Gold Prices Surge in Yemen, Creating a 200% Divide Between Cities
Aden, Yemen – A dramatic divergence in gold prices is gripping Yemen, wiht a single gram of 21-carat gold reaching 192,400 Yemeni riyals in Aden while selling for 61,500 riyals in Sanaa – a price gap exceeding 200%. The escalating cost is triggering an economic crisis, paralyzing traditional practices like marriage planning and disproportionately impacting Yemen’s middle class.
The disparity stems from Yemen’s ongoing conflict, which began in 2014, and the resulting fragmentation of the nation’s economic systems. Two distinct monetary authorities have emerged, coupled with fluctuating global exchange rates and the impact of economic sanctions.

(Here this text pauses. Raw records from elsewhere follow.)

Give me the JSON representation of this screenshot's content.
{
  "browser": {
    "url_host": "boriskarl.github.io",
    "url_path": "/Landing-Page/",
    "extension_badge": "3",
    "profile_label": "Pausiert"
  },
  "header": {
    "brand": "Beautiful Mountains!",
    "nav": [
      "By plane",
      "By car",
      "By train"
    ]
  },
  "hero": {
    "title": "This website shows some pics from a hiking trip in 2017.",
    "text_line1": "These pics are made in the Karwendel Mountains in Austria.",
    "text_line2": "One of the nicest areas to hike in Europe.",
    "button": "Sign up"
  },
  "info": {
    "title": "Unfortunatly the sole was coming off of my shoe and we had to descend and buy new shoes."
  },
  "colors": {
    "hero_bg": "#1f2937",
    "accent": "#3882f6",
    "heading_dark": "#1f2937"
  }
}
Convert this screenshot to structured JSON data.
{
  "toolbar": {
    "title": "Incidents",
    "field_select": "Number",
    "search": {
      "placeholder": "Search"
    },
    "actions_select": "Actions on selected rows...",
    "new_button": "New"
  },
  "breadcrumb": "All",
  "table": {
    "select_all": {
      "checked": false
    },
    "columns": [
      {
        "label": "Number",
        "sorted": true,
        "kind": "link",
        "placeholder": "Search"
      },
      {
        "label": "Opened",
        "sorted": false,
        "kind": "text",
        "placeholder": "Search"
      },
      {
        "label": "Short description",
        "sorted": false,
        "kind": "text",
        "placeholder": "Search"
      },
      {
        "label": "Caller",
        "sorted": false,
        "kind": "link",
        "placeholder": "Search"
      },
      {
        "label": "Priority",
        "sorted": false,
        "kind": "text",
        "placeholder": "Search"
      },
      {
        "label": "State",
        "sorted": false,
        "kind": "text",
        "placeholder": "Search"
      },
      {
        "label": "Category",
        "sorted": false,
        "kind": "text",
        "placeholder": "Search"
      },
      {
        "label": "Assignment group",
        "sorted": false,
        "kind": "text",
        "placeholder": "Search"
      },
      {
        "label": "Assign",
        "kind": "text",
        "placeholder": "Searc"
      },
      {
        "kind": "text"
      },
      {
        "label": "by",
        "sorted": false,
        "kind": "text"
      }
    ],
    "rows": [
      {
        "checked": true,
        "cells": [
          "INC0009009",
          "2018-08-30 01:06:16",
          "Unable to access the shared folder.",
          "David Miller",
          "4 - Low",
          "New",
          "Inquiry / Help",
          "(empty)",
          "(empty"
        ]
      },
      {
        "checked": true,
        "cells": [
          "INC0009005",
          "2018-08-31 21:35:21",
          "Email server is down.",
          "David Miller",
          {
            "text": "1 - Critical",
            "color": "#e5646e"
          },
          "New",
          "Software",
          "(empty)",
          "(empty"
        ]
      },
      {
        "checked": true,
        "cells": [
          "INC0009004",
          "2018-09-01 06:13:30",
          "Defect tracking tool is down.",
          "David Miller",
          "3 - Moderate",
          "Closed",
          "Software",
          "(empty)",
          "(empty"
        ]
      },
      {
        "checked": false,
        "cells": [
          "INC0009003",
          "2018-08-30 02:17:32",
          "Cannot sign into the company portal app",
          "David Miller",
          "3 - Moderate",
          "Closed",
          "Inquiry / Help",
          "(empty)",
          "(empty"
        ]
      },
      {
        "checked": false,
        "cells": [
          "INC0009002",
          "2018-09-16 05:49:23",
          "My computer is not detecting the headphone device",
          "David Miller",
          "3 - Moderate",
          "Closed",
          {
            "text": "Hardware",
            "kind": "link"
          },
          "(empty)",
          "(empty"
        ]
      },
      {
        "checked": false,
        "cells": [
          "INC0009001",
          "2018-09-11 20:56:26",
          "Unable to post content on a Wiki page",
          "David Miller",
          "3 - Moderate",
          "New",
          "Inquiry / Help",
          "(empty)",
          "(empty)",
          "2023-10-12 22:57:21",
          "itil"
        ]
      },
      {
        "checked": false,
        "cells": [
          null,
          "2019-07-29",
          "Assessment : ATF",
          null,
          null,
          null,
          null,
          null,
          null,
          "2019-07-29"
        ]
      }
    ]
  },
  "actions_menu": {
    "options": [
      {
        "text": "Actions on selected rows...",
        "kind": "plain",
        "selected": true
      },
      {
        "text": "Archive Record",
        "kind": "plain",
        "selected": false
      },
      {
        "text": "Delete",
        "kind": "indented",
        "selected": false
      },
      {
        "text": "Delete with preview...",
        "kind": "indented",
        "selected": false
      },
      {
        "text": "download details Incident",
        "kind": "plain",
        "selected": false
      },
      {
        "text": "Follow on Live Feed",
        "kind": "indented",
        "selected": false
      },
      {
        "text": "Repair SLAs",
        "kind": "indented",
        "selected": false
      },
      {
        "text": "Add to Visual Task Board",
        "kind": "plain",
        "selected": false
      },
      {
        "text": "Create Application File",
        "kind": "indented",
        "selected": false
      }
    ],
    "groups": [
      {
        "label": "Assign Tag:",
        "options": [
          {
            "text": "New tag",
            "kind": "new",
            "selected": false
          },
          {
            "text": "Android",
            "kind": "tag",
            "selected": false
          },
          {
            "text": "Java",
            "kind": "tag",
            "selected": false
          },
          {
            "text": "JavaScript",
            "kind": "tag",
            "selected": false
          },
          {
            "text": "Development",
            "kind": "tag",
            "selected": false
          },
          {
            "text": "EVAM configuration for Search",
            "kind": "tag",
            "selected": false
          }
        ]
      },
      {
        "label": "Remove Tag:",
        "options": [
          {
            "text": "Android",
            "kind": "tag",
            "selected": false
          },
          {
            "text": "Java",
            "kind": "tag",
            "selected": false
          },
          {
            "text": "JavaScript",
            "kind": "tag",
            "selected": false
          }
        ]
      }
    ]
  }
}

Experts draw parallels to the economic division experienced during the Cold War era between East and West Germany, where identical goods were priced vastly differently.
“One pound of gold in aden can buy three pounds of gold in Sanaa,” highlighting the extreme economic realities facing Yemeni citizens. The situation is fueling a rise in black market activity and prompting consumers to seek alternative options, while traders capitalize on the volatile market.
The economic fallout is already visible in daily life, with many Yemenis forced to postpone or cancel wedding plans. Experts predict the price gap will persist without meaningful political intervention to unify the market. Consumers are urged to exercise caution and avoid impulsive purchases as the future of Yemen’s economy remains deeply uncertain.